I am currently going through Munkres's Topology but trying to prove things with nonstandard methods. The one I am struggling with right now is the Lebesgue Number Lemma, not too sure if my proof is correct.
Lebesgue Number Lemma: If the metric space $( X , d )$ is compact and an open cover of $X$ is given, then there exists a number $δ >0$ such that every subset of $X$ having diameter less than $δ$ is contained in some member of the cover.
My proof: Take an infinitesimal number $\delta$ and a set $A \subset X^*$ with diameter less than $\delta$. By definition of compactness, every $x \in X^*$ has shadow in $X$. Let $x,y \in A$ and let $\bar{x}, \bar{y}$ be their shadows in $X$. Then $d(\bar{x}, \bar{y}) \leq d(\bar{x}, x) + d(x, y) + d(y, \bar{y})$. Everything on the RHS is infinitesimal and therefore the LHS, which is standard and infinitesimal, is $0$, i.e., $\bar{x}=\bar{y}$; in other words, every element in $A$ has the same shadow.
Since $A \subset \mu (\bar{x})$, this means that $A \subset $ at least one of the open sets in the open cover that contains $\bar{x}$. In summary, there exists a number $\delta \in (\mathbb{R}^*)^+$ such that for any subset $A \subset X^*$, $A$ is a contained in some member of the open cover.
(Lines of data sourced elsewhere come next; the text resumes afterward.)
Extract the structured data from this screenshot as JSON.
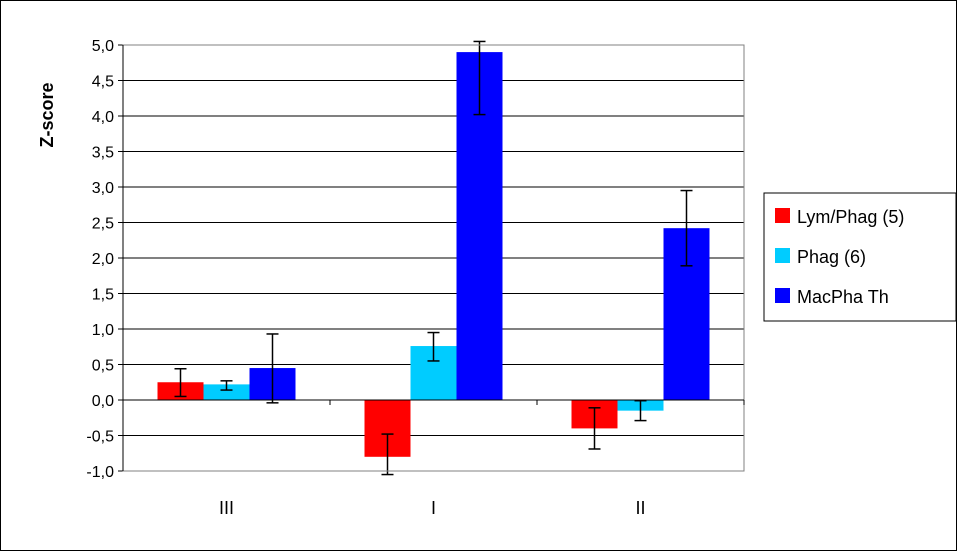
{
  "chart_data": {
    "type": "bar",
    "categories": [
      "III",
      "I",
      "II"
    ],
    "series": [
      {
        "name": "Lym/Phag (5)",
        "color": "#ff0000",
        "values": [
          0.25,
          -0.8,
          -0.4
        ],
        "err_low": [
          0.05,
          -1.05,
          -0.69
        ],
        "err_high": [
          0.44,
          -0.48,
          -0.11
        ]
      },
      {
        "name": "Phag (6)",
        "color": "#00ccff",
        "values": [
          0.22,
          0.76,
          -0.15
        ],
        "err_low": [
          0.14,
          0.55,
          -0.29
        ],
        "err_high": [
          0.27,
          0.95,
          -0.01
        ]
      },
      {
        "name": "MacPha Th",
        "color": "#0000ff",
        "values": [
          0.45,
          4.9,
          2.42
        ],
        "err_low": [
          -0.04,
          4.02,
          1.89
        ],
        "err_high": [
          0.93,
          5.05,
          2.95
        ]
      }
    ],
    "title": "",
    "xlabel": "",
    "ylabel": "Z-score",
    "ylim": [
      -1.0,
      5.0
    ],
    "yticks": [
      "-1,0",
      "-0,5",
      "0,0",
      "0,5",
      "1,0",
      "1,5",
      "2,0",
      "2,5",
      "3,0",
      "3,5",
      "4,0",
      "4,5",
      "5,0"
    ],
    "grid": true,
    "legend_position": "right"
  }
}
By transfer, we can say there exists a number $\delta \in \mathbb{R}^+$ such that for any subset $A \subset X$, $A$ is contained in some member of the open cover.
Is this proof correct? Thank for any input.
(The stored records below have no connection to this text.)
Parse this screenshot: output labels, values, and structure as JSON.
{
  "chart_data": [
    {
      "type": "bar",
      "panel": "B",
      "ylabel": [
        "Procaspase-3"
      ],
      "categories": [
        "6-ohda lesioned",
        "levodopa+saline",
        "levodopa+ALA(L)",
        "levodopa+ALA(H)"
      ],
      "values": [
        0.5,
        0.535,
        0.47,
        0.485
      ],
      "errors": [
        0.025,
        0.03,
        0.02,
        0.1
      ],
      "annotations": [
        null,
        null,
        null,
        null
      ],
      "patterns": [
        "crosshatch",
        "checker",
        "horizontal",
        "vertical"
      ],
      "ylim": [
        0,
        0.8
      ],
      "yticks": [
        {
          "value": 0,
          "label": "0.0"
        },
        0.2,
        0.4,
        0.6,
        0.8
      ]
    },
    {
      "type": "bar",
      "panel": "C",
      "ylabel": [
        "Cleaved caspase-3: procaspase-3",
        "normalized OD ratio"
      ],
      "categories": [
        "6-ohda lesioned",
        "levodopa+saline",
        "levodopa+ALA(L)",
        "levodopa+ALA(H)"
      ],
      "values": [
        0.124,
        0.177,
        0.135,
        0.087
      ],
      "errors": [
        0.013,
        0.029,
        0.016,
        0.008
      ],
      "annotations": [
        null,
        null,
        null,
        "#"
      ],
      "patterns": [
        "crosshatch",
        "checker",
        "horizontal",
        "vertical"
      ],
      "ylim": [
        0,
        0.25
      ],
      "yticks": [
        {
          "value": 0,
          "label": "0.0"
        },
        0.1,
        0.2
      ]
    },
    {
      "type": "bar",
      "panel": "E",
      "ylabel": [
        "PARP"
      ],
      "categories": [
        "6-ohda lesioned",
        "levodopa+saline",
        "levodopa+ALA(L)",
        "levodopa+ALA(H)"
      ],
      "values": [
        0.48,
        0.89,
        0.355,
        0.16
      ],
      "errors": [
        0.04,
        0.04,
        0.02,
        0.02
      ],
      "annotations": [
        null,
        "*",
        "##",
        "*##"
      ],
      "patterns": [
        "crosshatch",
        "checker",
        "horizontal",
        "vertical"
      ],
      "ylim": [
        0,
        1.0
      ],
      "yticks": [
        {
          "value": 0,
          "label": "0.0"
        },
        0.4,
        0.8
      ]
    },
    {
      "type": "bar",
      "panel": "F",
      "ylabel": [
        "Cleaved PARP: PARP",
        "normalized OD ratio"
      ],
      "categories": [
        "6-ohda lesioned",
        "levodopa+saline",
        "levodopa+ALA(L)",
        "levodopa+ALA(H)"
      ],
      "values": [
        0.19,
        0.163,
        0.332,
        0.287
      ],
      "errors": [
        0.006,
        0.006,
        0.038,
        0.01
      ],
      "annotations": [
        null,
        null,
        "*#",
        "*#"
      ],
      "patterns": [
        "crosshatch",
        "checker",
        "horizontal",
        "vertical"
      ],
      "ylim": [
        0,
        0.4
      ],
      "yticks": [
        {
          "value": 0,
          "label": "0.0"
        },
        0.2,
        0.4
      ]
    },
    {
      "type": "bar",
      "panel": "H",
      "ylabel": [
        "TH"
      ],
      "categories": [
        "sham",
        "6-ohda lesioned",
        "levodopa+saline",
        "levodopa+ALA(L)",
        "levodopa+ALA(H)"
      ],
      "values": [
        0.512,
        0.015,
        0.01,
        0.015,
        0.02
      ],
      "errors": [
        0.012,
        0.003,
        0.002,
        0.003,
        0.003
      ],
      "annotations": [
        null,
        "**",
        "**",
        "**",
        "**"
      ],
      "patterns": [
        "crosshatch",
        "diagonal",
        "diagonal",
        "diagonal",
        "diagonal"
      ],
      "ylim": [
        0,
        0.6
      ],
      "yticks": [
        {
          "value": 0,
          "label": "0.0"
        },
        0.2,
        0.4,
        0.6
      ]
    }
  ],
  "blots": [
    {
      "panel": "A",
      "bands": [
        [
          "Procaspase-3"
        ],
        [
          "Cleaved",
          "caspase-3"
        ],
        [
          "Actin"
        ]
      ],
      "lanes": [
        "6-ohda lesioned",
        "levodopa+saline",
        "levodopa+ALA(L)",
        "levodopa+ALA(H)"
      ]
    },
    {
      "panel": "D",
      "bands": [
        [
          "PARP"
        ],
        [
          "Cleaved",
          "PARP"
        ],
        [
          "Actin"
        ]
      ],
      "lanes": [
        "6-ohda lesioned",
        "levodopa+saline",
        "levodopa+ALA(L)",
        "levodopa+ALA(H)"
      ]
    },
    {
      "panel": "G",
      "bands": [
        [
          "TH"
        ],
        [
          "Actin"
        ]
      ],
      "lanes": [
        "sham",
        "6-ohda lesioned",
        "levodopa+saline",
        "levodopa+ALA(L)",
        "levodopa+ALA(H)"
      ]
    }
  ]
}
Your proof is correct (up to very minor notational/write-up details). By the way, you can prove the theorem without ever showing that all elements of $A$ have the same shadow:
Consider any metric space $(X,d)$ and open cover $\mathcal{C}$ of $X$.
By Transfer it's sufficient to find some positive $\delta \in ~^\star\!\mathbb{R}$ so that for any $A \in ~^\star\!\mathcal{P}(X) \subseteq \mathcal{P}(~^\star\!X)$ with diameter less than $\delta$, there is some $S \in ~^\star\!\mathcal{C}$ so that $A \subseteq S$.
Take an infinitesimal $\delta > 0$, and take any $A \subseteq ~^\star\! X$ with diameter less than $\delta$, i.e. for all $x,y \in A$, $~^\star\!d(x,y) < \delta$. If $A = \emptyset$ we are done. Otherwise, take some $a \in A$. By the compactness of $X$, we can find $\overline{a} \in X$ so that $~^\star\! d(\overline{a}, a)$ is infinitesimal.
Now, this $\overline{a}$ belongs to some open set $V \in \mathcal{C}$. Consequently, $~^\star\! V \in ~^\star\!\mathcal{C}$ contains all $x \in ~^\star\!X$ such that $~^\star\!d(\overline{a},x)$ is infinitesimal. But since $A$ has diameter less than $\delta$, we have that the distance $~^\star\!d(\overline{a},x) \leq ~^\star\!d(\overline{a},a) + ~^\star\!d(a,x) < ~^\star\!d(\overline{a},a) + \delta$ is infinitesimal for any $x \in A$. Thus $A \subseteq ~^\star\!V$. So we can just set $S = ~^\star\!V$.